Humberto saiu do bar e foi para casa naquela noite de quarta-feira mais cedo. Lívia havia ido visitar sua mãe, adoentada e voltava para sua casa, quando se encontrou com o marido embriagado interrogando-a onde ela estava. A pobre mulher, que quase nunca ia a lugar algum, exceto visitar a mãe doente e às missas dominicais, não teve tempo de responder. O homem enfurecido pelos comentários, logo a imaginou vindo da casa de um amante, e sem ouvir a sensatez, que agora todos sabem que lhe falta, desferiu golpes certeiros com seu canivete na mulher que ele dizia amar. Entorpecido e atacado de cólera, deixou ali mesmo, na esquina de sua casa o corpo inerte da mãe de seus filhos que não o querem ver, menos ainda perdoar. Atormentado por pensamentos flutuantes de quem está embriagado e igualmente solto de sua própria razão, cometeu o que não queria, assinou sua própria sentença de morte, desferiu o golpe fatal em si mesmo e assassinou também sua alma.

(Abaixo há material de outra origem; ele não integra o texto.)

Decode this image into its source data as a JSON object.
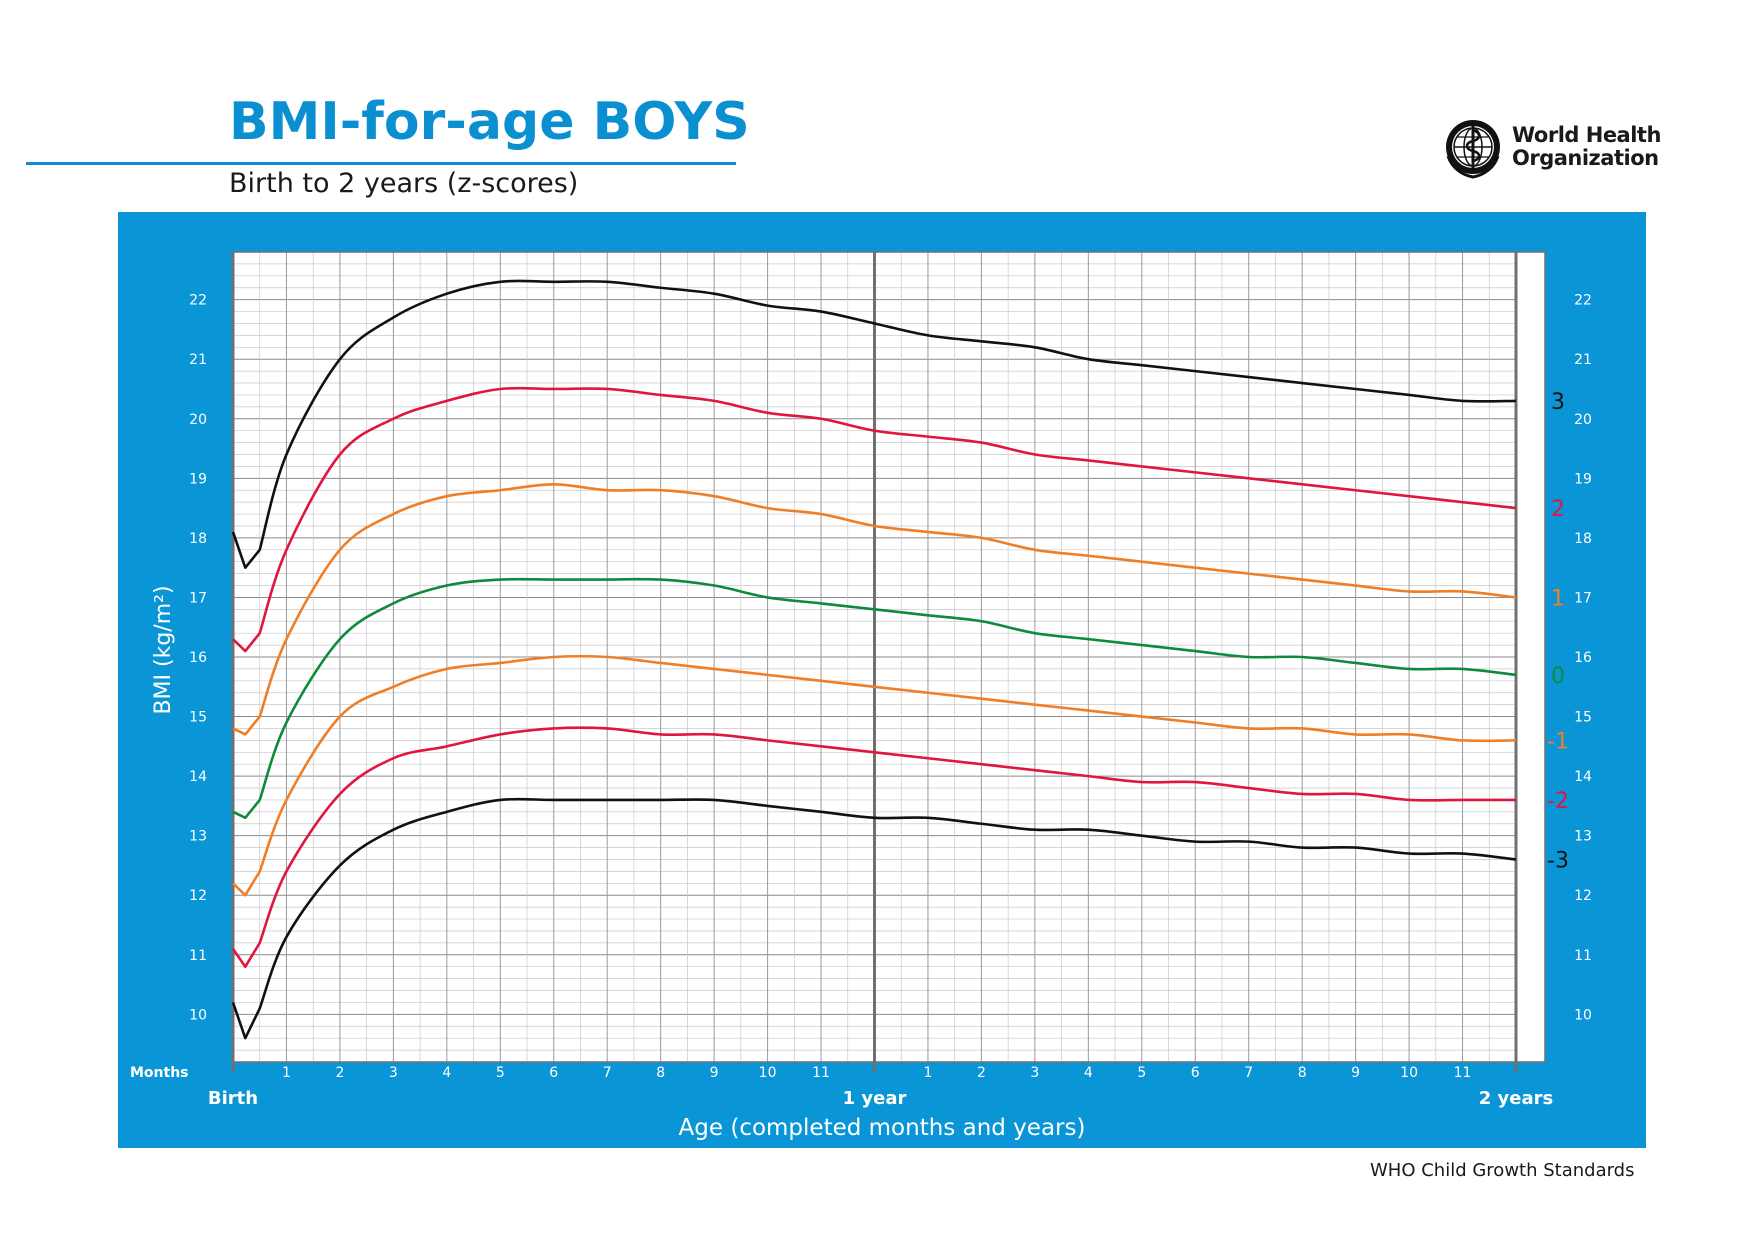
{
  "header": {
    "title": "BMI-for-age BOYS",
    "subtitle": "Birth to 2 years (z-scores)",
    "org_line1": "World Health",
    "org_line2": "Organization",
    "logo_icon": "who-emblem-icon"
  },
  "footer": {
    "note": "WHO Child Growth Standards"
  },
  "colors": {
    "accent": "#0a8fd1",
    "panel": "#0a96d6",
    "z_black": "#111111",
    "z_red": "#e0163f",
    "z_orange": "#f07e26",
    "z_green": "#0f8a3c"
  },
  "chart_data": {
    "type": "line",
    "title": "BMI-for-age BOYS",
    "subtitle": "Birth to 2 years (z-scores)",
    "xlabel": "Age (completed months and years)",
    "ylabel": "BMI (kg/m²)",
    "x_unit_label": "Months",
    "xlim": [
      0,
      24
    ],
    "ylim": [
      9.2,
      22.8
    ],
    "y_ticks": [
      10,
      11,
      12,
      13,
      14,
      15,
      16,
      17,
      18,
      19,
      20,
      21,
      22
    ],
    "x_tick_labels": [
      {
        "x": 0,
        "label": "Birth",
        "major": true
      },
      {
        "x": 1,
        "label": "1"
      },
      {
        "x": 2,
        "label": "2"
      },
      {
        "x": 3,
        "label": "3"
      },
      {
        "x": 4,
        "label": "4"
      },
      {
        "x": 5,
        "label": "5"
      },
      {
        "x": 6,
        "label": "6"
      },
      {
        "x": 7,
        "label": "7"
      },
      {
        "x": 8,
        "label": "8"
      },
      {
        "x": 9,
        "label": "9"
      },
      {
        "x": 10,
        "label": "10"
      },
      {
        "x": 11,
        "label": "11"
      },
      {
        "x": 12,
        "label": "1 year",
        "major": true
      },
      {
        "x": 13,
        "label": "1"
      },
      {
        "x": 14,
        "label": "2"
      },
      {
        "x": 15,
        "label": "3"
      },
      {
        "x": 16,
        "label": "4"
      },
      {
        "x": 17,
        "label": "5"
      },
      {
        "x": 18,
        "label": "6"
      },
      {
        "x": 19,
        "label": "7"
      },
      {
        "x": 20,
        "label": "8"
      },
      {
        "x": 21,
        "label": "9"
      },
      {
        "x": 22,
        "label": "10"
      },
      {
        "x": 23,
        "label": "11"
      },
      {
        "x": 24,
        "label": "2 years",
        "major": true
      }
    ],
    "grid": true,
    "x": [
      0,
      0.23,
      0.5,
      1,
      2,
      3,
      4,
      5,
      6,
      7,
      8,
      9,
      10,
      11,
      12,
      13,
      14,
      15,
      16,
      17,
      18,
      19,
      20,
      21,
      22,
      23,
      24
    ],
    "series": [
      {
        "name": "3",
        "color": "#111111",
        "values": [
          18.1,
          17.5,
          17.8,
          19.4,
          21.0,
          21.7,
          22.1,
          22.3,
          22.3,
          22.3,
          22.2,
          22.1,
          21.9,
          21.8,
          21.6,
          21.4,
          21.3,
          21.2,
          21.0,
          20.9,
          20.8,
          20.7,
          20.6,
          20.5,
          20.4,
          20.3,
          20.3
        ]
      },
      {
        "name": "2",
        "color": "#e0163f",
        "values": [
          16.3,
          16.1,
          16.4,
          17.8,
          19.4,
          20.0,
          20.3,
          20.5,
          20.5,
          20.5,
          20.4,
          20.3,
          20.1,
          20.0,
          19.8,
          19.7,
          19.6,
          19.4,
          19.3,
          19.2,
          19.1,
          19.0,
          18.9,
          18.8,
          18.7,
          18.6,
          18.5
        ]
      },
      {
        "name": "1",
        "color": "#f07e26",
        "values": [
          14.8,
          14.7,
          15.0,
          16.3,
          17.8,
          18.4,
          18.7,
          18.8,
          18.9,
          18.8,
          18.8,
          18.7,
          18.5,
          18.4,
          18.2,
          18.1,
          18.0,
          17.8,
          17.7,
          17.6,
          17.5,
          17.4,
          17.3,
          17.2,
          17.1,
          17.1,
          17.0
        ]
      },
      {
        "name": "0",
        "color": "#0f8a3c",
        "values": [
          13.4,
          13.3,
          13.6,
          14.9,
          16.3,
          16.9,
          17.2,
          17.3,
          17.3,
          17.3,
          17.3,
          17.2,
          17.0,
          16.9,
          16.8,
          16.7,
          16.6,
          16.4,
          16.3,
          16.2,
          16.1,
          16.0,
          16.0,
          15.9,
          15.8,
          15.8,
          15.7
        ]
      },
      {
        "name": "-1",
        "color": "#f07e26",
        "values": [
          12.2,
          12.0,
          12.4,
          13.6,
          15.0,
          15.5,
          15.8,
          15.9,
          16.0,
          16.0,
          15.9,
          15.8,
          15.7,
          15.6,
          15.5,
          15.4,
          15.3,
          15.2,
          15.1,
          15.0,
          14.9,
          14.8,
          14.8,
          14.7,
          14.7,
          14.6,
          14.6
        ]
      },
      {
        "name": "-2",
        "color": "#e0163f",
        "values": [
          11.1,
          10.8,
          11.2,
          12.4,
          13.7,
          14.3,
          14.5,
          14.7,
          14.8,
          14.8,
          14.7,
          14.7,
          14.6,
          14.5,
          14.4,
          14.3,
          14.2,
          14.1,
          14.0,
          13.9,
          13.9,
          13.8,
          13.7,
          13.7,
          13.6,
          13.6,
          13.6
        ]
      },
      {
        "name": "-3",
        "color": "#111111",
        "values": [
          10.2,
          9.6,
          10.1,
          11.3,
          12.5,
          13.1,
          13.4,
          13.6,
          13.6,
          13.6,
          13.6,
          13.6,
          13.5,
          13.4,
          13.3,
          13.3,
          13.2,
          13.1,
          13.1,
          13.0,
          12.9,
          12.9,
          12.8,
          12.8,
          12.7,
          12.7,
          12.6
        ]
      }
    ]
  }
}
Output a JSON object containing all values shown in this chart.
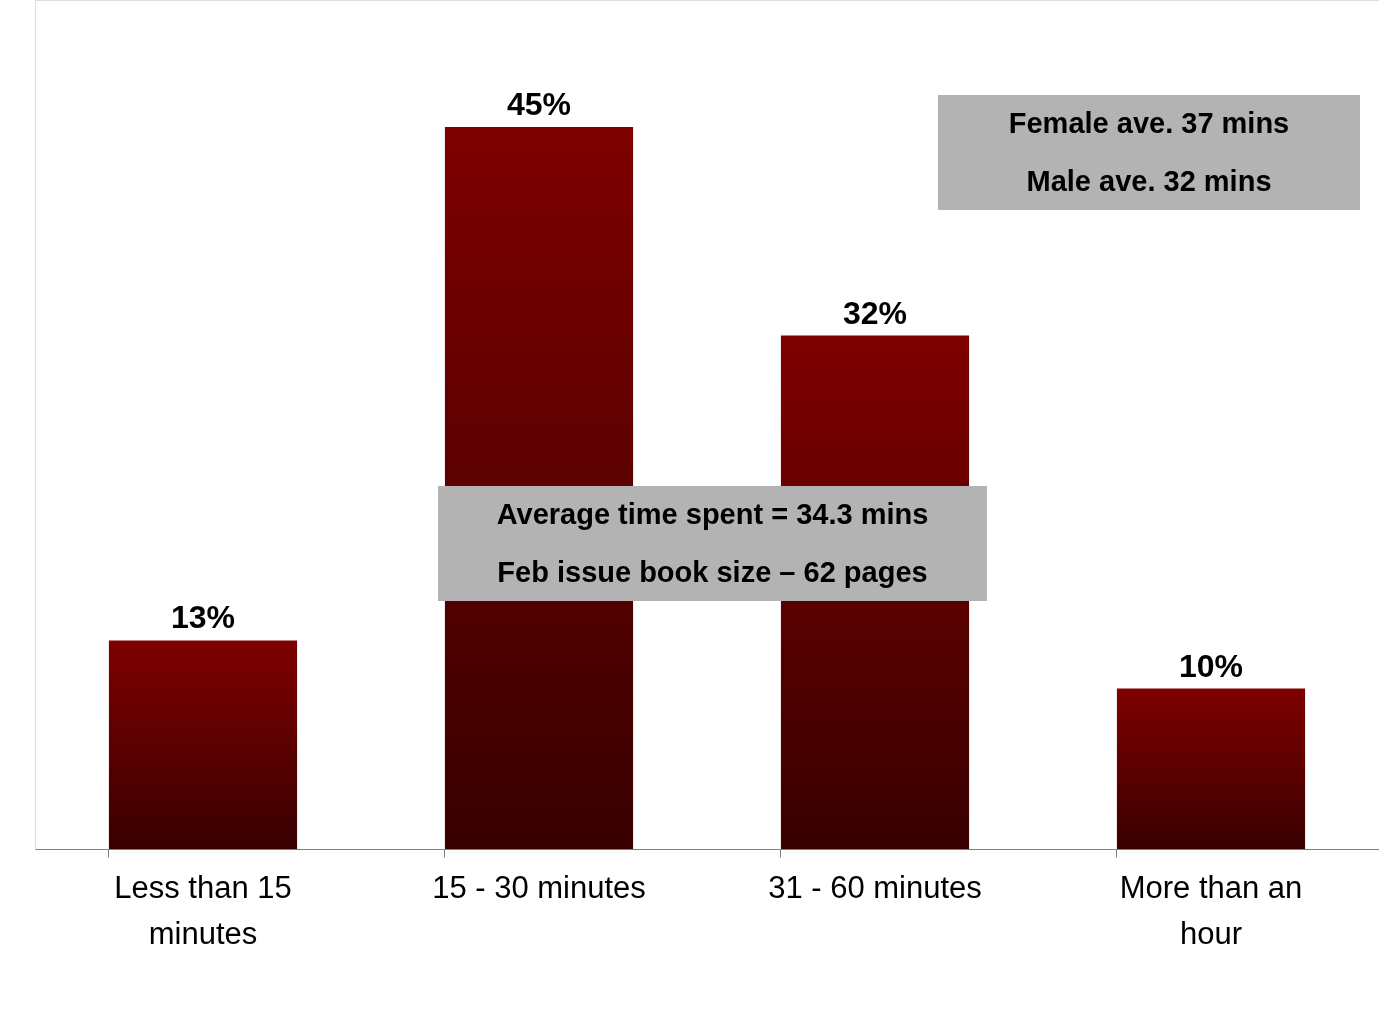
{
  "chart_data": {
    "type": "bar",
    "categories": [
      "Less than 15 minutes",
      "15 - 30 minutes",
      "31 - 60 minutes",
      "More than an hour"
    ],
    "values": [
      13,
      45,
      32,
      10
    ],
    "value_labels": [
      "13%",
      "45%",
      "32%",
      "10%"
    ],
    "color": "#7f0000",
    "grid": false,
    "annotations": [
      "Female ave. 37 mins\nMale ave. 32 mins",
      "Average time spent = 34.3 mins\nFeb issue book size – 62 pages"
    ]
  }
}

Abre agora a notícia no jornal e depara-se com a foto dela. Não contém suas lágrimas que fazem companhia aos respingos de chuva no papel. Seus colegas de cela apenas olham. O homem enlouquecera de arrependimento e chora compulsivamente sob o efeito de sua ignorância. Já não há mais o que ser feito. Destruiu a si mesmo e à sua família. Condenado eterno às dores do arrependimento e do crime estúpido, prisioneiro de sua própria consciência e martirizado pela sua própria alma. Eis o que se passa na mente daquele homem ao ver o sorriso de Lívia, na foto do jornal, tirada no dia em comemoravam o nascimento do primeiro neto.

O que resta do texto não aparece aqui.